5. Given that we can start research now we probably should, since leaving it until there is a clear and present need for it is unwise

I placed very high confidence (>95%) on each of the first three statements – they’re just saying that if trends continue moving towards a certain direction without stopping, eventually they’ll get there. I had lower confidence (around 50%) on the last two statements.

Commenters tended to agree with this assessment; nobody wanted to seriously challenge any of 1-3, but a lot of people said they just didn’t think there was any point in worrying about AI now. We ended up in an extended analogy about illegal computer hacking. It’s a big problem that we’ve never been able to fully address – but if Alan Turing had gotten it into his head to try to solve it in 1945, his ideas might have been along the lines of “Place your punch cards in a locked box where German spies can’t read them.” Wouldn’t trying to solve AI risk in 2015 end in something equally cringeworthy?

As always, it's worth reading the whole thing, but I'd be interested in the thoughts of the LessWrong community specifically.


New Comment
13 comments, sorted by Click to highlight new comments since: Today at 2:39 PM

I think Scott's argument is totally reasonable, well-stated and I agree with his conclusion. So it was pretty dismaying to see how many of his commenters are dismissing the argument completely, making arguments which were demolished in Eliezer's OB sequences.

Some familiar arguments I saw in the comments:

  1. Intelligence, like, isn't even real, man.
  2. If a machine is smarter than humans, it has every right to destroy us.
  3. This is weird, obviously you are in a cult.
  4. Machines can't be sentient, therefore AI is impossible for some reason.
  5. AIs can't possibly get out of the box, we would just pull the plug.
  6. Who are we to impose our values on an AI? That's like something a mean dad would do.

There's also better arguments, like

"We wouldn't build a god AI and put it in charge of the world"

"We would make some sort of attempt at installing safety overrides"

" Tool AI is safer and easier, and easier to make safe, and wouldn't need goals to be aligned with ours"

"Well be making ourselves smarter in parallel"

I think point 1 is very misleading, because while most people agree with it, hypothetically a person might assign 99% chance of humanity blowing itself up before strong AI, and < 1% chance of strong AI before the year 3000. Surely even Scott Alexander will agree that this person may not want to worry about AI right now (unless we get into Pascal's mugging arguments).

I think most of the strong AI debate comes from people believing in different timelines for it. People who think strong AI is not a problem think we are very far from it (at least conceptually, but probably also in terms of time). People who worry about AI are usually pretty confident that strong AI will happen this century.

In my experience the timeline is not usually the source of disagreement. They usually don't believe that AI would want to hurt humans. That the paperclip maximizer scenario isn't likely/possible. E.g. this popular reddit thread from yesterday.

I guess that would be premise number 3 or 4, that goal alignment is a problem that needs to be solved.

Yeah, you're probably right.

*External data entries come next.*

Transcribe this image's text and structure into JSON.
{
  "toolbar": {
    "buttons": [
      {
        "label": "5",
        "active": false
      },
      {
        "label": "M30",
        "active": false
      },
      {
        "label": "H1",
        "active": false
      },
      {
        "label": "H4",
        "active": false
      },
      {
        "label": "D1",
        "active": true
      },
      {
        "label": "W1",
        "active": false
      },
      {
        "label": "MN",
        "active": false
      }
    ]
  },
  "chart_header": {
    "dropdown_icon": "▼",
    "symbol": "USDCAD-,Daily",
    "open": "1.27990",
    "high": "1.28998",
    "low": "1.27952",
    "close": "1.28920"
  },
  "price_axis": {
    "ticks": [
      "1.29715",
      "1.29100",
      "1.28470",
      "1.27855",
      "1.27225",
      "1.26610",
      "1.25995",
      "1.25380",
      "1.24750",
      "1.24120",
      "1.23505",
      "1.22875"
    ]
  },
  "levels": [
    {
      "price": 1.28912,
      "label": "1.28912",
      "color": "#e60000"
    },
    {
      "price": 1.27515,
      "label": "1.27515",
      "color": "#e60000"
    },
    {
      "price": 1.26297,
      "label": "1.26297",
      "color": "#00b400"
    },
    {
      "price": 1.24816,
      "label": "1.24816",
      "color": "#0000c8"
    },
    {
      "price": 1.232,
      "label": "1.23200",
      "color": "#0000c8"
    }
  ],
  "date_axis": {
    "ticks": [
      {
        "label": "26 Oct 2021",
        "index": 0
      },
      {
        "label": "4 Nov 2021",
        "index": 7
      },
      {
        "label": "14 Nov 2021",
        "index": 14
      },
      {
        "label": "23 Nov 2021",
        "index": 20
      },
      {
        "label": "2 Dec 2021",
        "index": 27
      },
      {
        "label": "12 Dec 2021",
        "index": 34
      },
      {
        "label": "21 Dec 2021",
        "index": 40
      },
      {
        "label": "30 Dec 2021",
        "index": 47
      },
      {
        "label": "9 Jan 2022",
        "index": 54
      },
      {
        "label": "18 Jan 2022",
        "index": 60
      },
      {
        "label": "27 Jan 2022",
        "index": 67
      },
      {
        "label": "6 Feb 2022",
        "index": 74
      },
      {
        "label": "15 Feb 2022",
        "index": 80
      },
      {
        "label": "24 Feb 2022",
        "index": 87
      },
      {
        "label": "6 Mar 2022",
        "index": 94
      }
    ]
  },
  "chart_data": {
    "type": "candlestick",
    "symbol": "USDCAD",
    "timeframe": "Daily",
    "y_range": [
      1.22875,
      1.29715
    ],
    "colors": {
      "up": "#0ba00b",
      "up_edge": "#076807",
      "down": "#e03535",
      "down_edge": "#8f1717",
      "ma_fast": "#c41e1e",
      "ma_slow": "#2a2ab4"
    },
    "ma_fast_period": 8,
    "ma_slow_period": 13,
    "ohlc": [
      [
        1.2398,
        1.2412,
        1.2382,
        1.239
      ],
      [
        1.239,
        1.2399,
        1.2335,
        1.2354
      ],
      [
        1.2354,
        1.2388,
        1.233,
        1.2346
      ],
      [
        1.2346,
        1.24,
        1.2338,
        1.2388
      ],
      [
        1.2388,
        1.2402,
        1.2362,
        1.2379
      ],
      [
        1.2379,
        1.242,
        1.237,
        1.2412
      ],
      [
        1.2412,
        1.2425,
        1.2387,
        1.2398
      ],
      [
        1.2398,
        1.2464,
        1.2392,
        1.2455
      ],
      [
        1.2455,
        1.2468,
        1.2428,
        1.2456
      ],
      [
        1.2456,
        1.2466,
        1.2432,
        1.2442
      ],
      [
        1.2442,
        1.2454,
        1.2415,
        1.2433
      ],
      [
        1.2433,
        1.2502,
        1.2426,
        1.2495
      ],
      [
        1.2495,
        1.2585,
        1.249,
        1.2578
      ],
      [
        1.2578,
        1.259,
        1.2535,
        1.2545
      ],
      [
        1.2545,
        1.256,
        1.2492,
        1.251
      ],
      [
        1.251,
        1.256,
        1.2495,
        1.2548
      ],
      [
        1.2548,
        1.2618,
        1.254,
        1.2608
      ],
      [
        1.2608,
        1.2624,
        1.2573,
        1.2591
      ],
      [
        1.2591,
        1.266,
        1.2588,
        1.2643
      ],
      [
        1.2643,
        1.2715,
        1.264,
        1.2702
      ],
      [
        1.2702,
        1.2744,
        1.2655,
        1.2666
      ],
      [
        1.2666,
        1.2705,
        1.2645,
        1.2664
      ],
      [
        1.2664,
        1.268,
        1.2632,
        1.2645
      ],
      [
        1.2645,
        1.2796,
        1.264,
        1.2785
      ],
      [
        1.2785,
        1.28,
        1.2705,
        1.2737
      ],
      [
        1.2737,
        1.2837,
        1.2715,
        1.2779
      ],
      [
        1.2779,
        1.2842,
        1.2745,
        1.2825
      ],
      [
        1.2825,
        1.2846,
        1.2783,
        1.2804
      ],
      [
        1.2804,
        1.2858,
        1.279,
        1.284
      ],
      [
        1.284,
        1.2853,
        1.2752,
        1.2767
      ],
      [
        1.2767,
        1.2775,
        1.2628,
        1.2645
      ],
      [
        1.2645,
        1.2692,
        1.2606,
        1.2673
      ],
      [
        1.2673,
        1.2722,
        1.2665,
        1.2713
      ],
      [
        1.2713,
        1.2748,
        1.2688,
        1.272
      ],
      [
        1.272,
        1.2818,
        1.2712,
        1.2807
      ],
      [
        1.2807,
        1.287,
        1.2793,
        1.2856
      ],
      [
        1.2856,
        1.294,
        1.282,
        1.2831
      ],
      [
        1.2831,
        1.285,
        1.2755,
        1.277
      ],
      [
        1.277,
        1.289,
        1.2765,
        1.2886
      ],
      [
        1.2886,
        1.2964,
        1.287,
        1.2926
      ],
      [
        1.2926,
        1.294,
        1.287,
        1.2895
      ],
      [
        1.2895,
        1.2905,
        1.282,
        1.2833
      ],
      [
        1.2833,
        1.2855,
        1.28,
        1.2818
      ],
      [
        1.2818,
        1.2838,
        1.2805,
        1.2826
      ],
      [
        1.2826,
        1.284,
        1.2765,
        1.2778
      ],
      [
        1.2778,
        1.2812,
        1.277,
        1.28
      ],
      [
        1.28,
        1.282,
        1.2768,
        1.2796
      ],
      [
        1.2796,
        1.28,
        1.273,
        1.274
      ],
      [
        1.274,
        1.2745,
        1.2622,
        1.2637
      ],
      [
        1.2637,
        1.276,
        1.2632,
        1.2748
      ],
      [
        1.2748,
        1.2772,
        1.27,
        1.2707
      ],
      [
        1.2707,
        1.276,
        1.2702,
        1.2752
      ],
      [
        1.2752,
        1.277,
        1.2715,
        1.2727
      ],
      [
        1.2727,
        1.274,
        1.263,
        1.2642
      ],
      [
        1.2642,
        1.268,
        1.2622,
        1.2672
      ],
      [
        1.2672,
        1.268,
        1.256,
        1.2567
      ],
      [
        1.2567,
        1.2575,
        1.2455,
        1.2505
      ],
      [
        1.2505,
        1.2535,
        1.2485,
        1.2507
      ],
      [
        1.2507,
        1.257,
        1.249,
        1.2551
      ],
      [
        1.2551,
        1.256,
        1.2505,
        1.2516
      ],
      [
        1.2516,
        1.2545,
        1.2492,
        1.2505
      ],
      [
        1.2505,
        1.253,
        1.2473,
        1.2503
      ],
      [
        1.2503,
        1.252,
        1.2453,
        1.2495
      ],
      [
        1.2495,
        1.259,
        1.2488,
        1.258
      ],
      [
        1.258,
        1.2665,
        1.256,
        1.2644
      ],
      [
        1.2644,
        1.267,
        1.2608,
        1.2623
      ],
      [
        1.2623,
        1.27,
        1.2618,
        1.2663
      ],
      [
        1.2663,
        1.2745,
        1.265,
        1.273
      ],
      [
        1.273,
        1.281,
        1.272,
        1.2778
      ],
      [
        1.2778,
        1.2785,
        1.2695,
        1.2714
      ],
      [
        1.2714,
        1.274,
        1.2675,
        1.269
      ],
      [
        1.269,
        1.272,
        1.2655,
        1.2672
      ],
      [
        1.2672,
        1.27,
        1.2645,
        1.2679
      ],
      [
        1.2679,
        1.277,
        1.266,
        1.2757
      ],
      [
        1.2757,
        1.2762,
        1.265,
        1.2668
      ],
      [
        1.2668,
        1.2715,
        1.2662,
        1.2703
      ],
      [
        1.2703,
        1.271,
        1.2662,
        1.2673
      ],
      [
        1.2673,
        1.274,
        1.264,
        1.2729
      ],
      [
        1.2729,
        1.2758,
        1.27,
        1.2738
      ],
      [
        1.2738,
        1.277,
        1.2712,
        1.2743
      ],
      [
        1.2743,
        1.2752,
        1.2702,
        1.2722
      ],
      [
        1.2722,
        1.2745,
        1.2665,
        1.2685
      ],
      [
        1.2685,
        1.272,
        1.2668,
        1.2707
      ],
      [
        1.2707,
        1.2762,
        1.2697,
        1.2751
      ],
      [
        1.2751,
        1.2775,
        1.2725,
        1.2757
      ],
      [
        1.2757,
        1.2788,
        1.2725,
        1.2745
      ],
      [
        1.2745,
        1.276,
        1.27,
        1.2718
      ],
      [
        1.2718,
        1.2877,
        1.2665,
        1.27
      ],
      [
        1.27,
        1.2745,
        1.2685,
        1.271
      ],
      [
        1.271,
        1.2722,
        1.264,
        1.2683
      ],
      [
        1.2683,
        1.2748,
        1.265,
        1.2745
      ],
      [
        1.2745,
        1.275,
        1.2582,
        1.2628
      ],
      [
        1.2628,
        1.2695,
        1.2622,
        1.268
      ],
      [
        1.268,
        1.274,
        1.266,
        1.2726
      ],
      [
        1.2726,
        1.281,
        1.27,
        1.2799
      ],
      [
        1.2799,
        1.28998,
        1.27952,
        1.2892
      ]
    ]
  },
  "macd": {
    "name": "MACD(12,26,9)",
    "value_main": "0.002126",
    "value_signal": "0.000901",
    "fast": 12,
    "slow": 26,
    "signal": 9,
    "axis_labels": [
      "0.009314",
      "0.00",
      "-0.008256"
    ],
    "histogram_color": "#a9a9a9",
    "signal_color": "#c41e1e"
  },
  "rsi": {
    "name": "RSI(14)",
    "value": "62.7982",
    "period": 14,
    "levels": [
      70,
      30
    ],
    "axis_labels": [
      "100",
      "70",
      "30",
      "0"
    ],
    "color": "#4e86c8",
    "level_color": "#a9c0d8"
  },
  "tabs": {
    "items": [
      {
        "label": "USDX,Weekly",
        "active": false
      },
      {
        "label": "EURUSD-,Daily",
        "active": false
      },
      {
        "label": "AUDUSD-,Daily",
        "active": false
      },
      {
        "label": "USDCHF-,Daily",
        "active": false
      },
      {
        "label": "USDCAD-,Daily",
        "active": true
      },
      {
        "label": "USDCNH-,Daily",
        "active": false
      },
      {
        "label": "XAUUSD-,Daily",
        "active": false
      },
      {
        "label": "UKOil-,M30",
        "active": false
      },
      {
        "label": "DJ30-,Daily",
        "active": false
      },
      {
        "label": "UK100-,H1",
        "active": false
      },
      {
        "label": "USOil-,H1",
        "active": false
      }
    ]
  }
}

I was probably just biased because the timeline is my main source of disagreement with AI danger folks.

My reading of that article is:

"I am stumping for my friends."

So are you claiming he doesn't really believe his argument?

I am saying he wrote that article because his friends asked him to. You are asking the wrong person about Scott's beliefs.

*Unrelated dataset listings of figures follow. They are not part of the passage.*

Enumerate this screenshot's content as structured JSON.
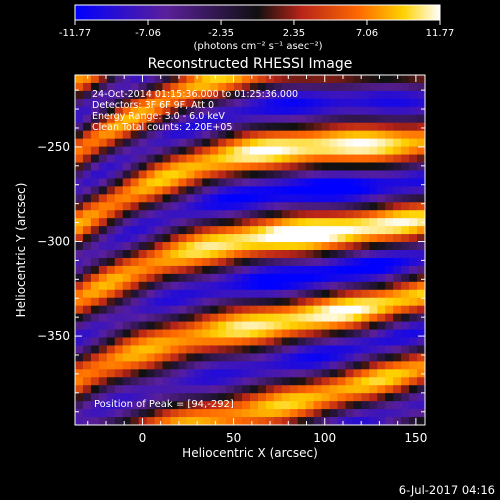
{
  "chart_data": {
    "type": "heatmap",
    "title": "Reconstructed RHESSI Image",
    "xlabel": "Heliocentric X (arcsec)",
    "ylabel": "Heliocentric Y (arcsec)",
    "xlim": [
      -37,
      155
    ],
    "ylim": [
      -397,
      -212
    ],
    "x_ticks": [
      0,
      50,
      100,
      150
    ],
    "y_ticks": [
      -250,
      -300,
      -350
    ],
    "colorbar": {
      "ticks": [
        "-11.77",
        "-7.06",
        "-2.35",
        "2.35",
        "7.06",
        "11.77"
      ],
      "range": [
        -11.77,
        11.77
      ],
      "units_label": "(photons cm⁻² s⁻¹ asec⁻²)",
      "colormap": [
        "#0000ff",
        "#5a1f9a",
        "#101010",
        "#b82418",
        "#ff6a00",
        "#ffd200",
        "#ffffff"
      ]
    },
    "annotations": [
      "24-Oct-2014 01:15:36.000 to 01:25:36.000",
      "Detectors: 3F 6F 9F, Att 0",
      "Energy Range: 3.0 - 6.0 keV",
      "Clean    Total counts: 2.20E+05"
    ],
    "peak_label": "Position of Peak = [94,-292]",
    "peak": [
      94,
      -292
    ],
    "grid": false,
    "image_model": {
      "description_of_fringes": "diagonal fringe bands sloping down to the right",
      "grid_cells": [
        44,
        44
      ]
    }
  },
  "timestamp": "6-Jul-2017 04:16"
}
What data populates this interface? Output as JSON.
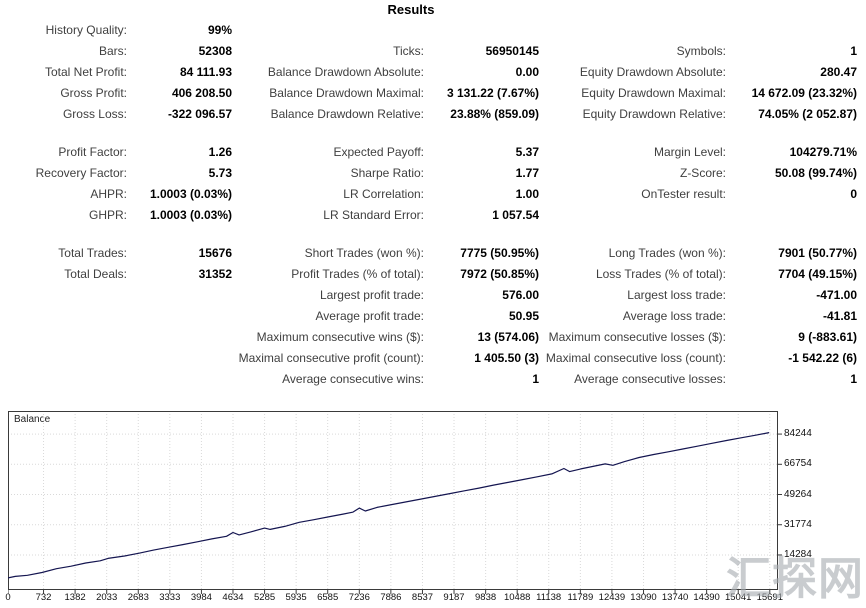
{
  "title": "Results",
  "watermark": "汇探网",
  "stats": {
    "sections": [
      {
        "rows": [
          [
            "History Quality:",
            "99%",
            "",
            "",
            "",
            ""
          ],
          [
            "Bars:",
            "52308",
            "Ticks:",
            "56950145",
            "Symbols:",
            "1"
          ],
          [
            "Total Net Profit:",
            "84 111.93",
            "Balance Drawdown Absolute:",
            "0.00",
            "Equity Drawdown Absolute:",
            "280.47"
          ],
          [
            "Gross Profit:",
            "406 208.50",
            "Balance Drawdown Maximal:",
            "3 131.22 (7.67%)",
            "Equity Drawdown Maximal:",
            "14 672.09 (23.32%)"
          ],
          [
            "Gross Loss:",
            "-322 096.57",
            "Balance Drawdown Relative:",
            "23.88% (859.09)",
            "Equity Drawdown Relative:",
            "74.05% (2 052.87)"
          ]
        ]
      },
      {
        "rows": [
          [
            "Profit Factor:",
            "1.26",
            "Expected Payoff:",
            "5.37",
            "Margin Level:",
            "104279.71%"
          ],
          [
            "Recovery Factor:",
            "5.73",
            "Sharpe Ratio:",
            "1.77",
            "Z-Score:",
            "50.08 (99.74%)"
          ],
          [
            "AHPR:",
            "1.0003 (0.03%)",
            "LR Correlation:",
            "1.00",
            "OnTester result:",
            "0"
          ],
          [
            "GHPR:",
            "1.0003 (0.03%)",
            "LR Standard Error:",
            "1 057.54",
            "",
            ""
          ]
        ]
      },
      {
        "rows": [
          [
            "Total Trades:",
            "15676",
            "Short Trades (won %):",
            "7775 (50.95%)",
            "Long Trades (won %):",
            "7901 (50.77%)"
          ],
          [
            "Total Deals:",
            "31352",
            "Profit Trades (% of total):",
            "7972 (50.85%)",
            "Loss Trades (% of total):",
            "7704 (49.15%)"
          ],
          [
            "",
            "",
            "Largest profit trade:",
            "576.00",
            "Largest loss trade:",
            "-471.00"
          ],
          [
            "",
            "",
            "Average profit trade:",
            "50.95",
            "Average loss trade:",
            "-41.81"
          ],
          [
            "",
            "",
            "Maximum consecutive wins ($):",
            "13 (574.06)",
            "Maximum consecutive losses ($):",
            "9 (-883.61)"
          ],
          [
            "",
            "",
            "Maximal consecutive profit (count):",
            "1 405.50 (3)",
            "Maximal consecutive loss (count):",
            "-1 542.22 (6)"
          ],
          [
            "",
            "",
            "Average consecutive wins:",
            "1",
            "Average consecutive losses:",
            "1"
          ]
        ]
      }
    ]
  },
  "chart_data": {
    "type": "line",
    "title": "Balance",
    "xlabel": "",
    "ylabel": "",
    "xlim": [
      0,
      15860
    ],
    "ylim": [
      -6000,
      97600
    ],
    "grid": true,
    "grid_color": "#d9d9d9",
    "border_color": "#3a3a3a",
    "x_ticks": [
      "0",
      "732",
      "1382",
      "2033",
      "2683",
      "3333",
      "3984",
      "4634",
      "5285",
      "5935",
      "6585",
      "7236",
      "7886",
      "8537",
      "9187",
      "9838",
      "10488",
      "11138",
      "11789",
      "12439",
      "13090",
      "13740",
      "14390",
      "15041",
      "15691"
    ],
    "y_ticks": [
      14284,
      31774,
      49264,
      66754,
      84244
    ],
    "series": [
      {
        "name": "Balance",
        "color": "#141550",
        "points": [
          [
            0,
            1000
          ],
          [
            150,
            1900
          ],
          [
            400,
            2500
          ],
          [
            700,
            4100
          ],
          [
            1000,
            6300
          ],
          [
            1300,
            7800
          ],
          [
            1600,
            9600
          ],
          [
            1900,
            10900
          ],
          [
            2060,
            12300
          ],
          [
            2400,
            13700
          ],
          [
            2700,
            15300
          ],
          [
            3000,
            17100
          ],
          [
            3300,
            18700
          ],
          [
            3600,
            20300
          ],
          [
            3900,
            21900
          ],
          [
            4200,
            23600
          ],
          [
            4500,
            25100
          ],
          [
            4634,
            27300
          ],
          [
            4760,
            25900
          ],
          [
            5000,
            27600
          ],
          [
            5285,
            29800
          ],
          [
            5400,
            29100
          ],
          [
            5700,
            30800
          ],
          [
            6000,
            33200
          ],
          [
            6300,
            34700
          ],
          [
            6600,
            36300
          ],
          [
            6900,
            37900
          ],
          [
            7100,
            39000
          ],
          [
            7236,
            41400
          ],
          [
            7360,
            39700
          ],
          [
            7600,
            41800
          ],
          [
            7900,
            43400
          ],
          [
            8200,
            45000
          ],
          [
            8500,
            46600
          ],
          [
            8800,
            48200
          ],
          [
            9100,
            49800
          ],
          [
            9400,
            51400
          ],
          [
            9700,
            53000
          ],
          [
            10000,
            54700
          ],
          [
            10300,
            56300
          ],
          [
            10600,
            57900
          ],
          [
            10900,
            59500
          ],
          [
            11200,
            61200
          ],
          [
            11450,
            64300
          ],
          [
            11570,
            62500
          ],
          [
            11800,
            64100
          ],
          [
            12100,
            65800
          ],
          [
            12300,
            67000
          ],
          [
            12460,
            66200
          ],
          [
            12700,
            68300
          ],
          [
            13000,
            70700
          ],
          [
            13300,
            72400
          ],
          [
            13600,
            74000
          ],
          [
            13900,
            75600
          ],
          [
            14200,
            77200
          ],
          [
            14500,
            78900
          ],
          [
            14800,
            80500
          ],
          [
            15100,
            82100
          ],
          [
            15400,
            83600
          ],
          [
            15676,
            85100
          ]
        ]
      }
    ]
  }
}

I wasn't asking you about his beliefs, I was asking about what implication you were making. We already know what Scott says he believes; unless you doubt he is being honest there is no reason to assume he is stumping for his friends rather than advocating his own beliefs.

I am not sure what you are asking. I don't think Scott is an evil mutant, he wouldn't just cynically lie, I don't think. AI risk is not one of his usual blog topics, however.

I think you are underestimating the degree to which personal truth is socially constructed, and in particular influenced by friends.

He doesn't talk about AI as often as, say, psychiatry, but he talks about it with some frequency.


In particular, Meditations on Moloch makes it pretty clear that he takes AI seriously.

I don't think that so high estimate for first statement is reasonable.

Also, link now leads to bicameral reasoning article.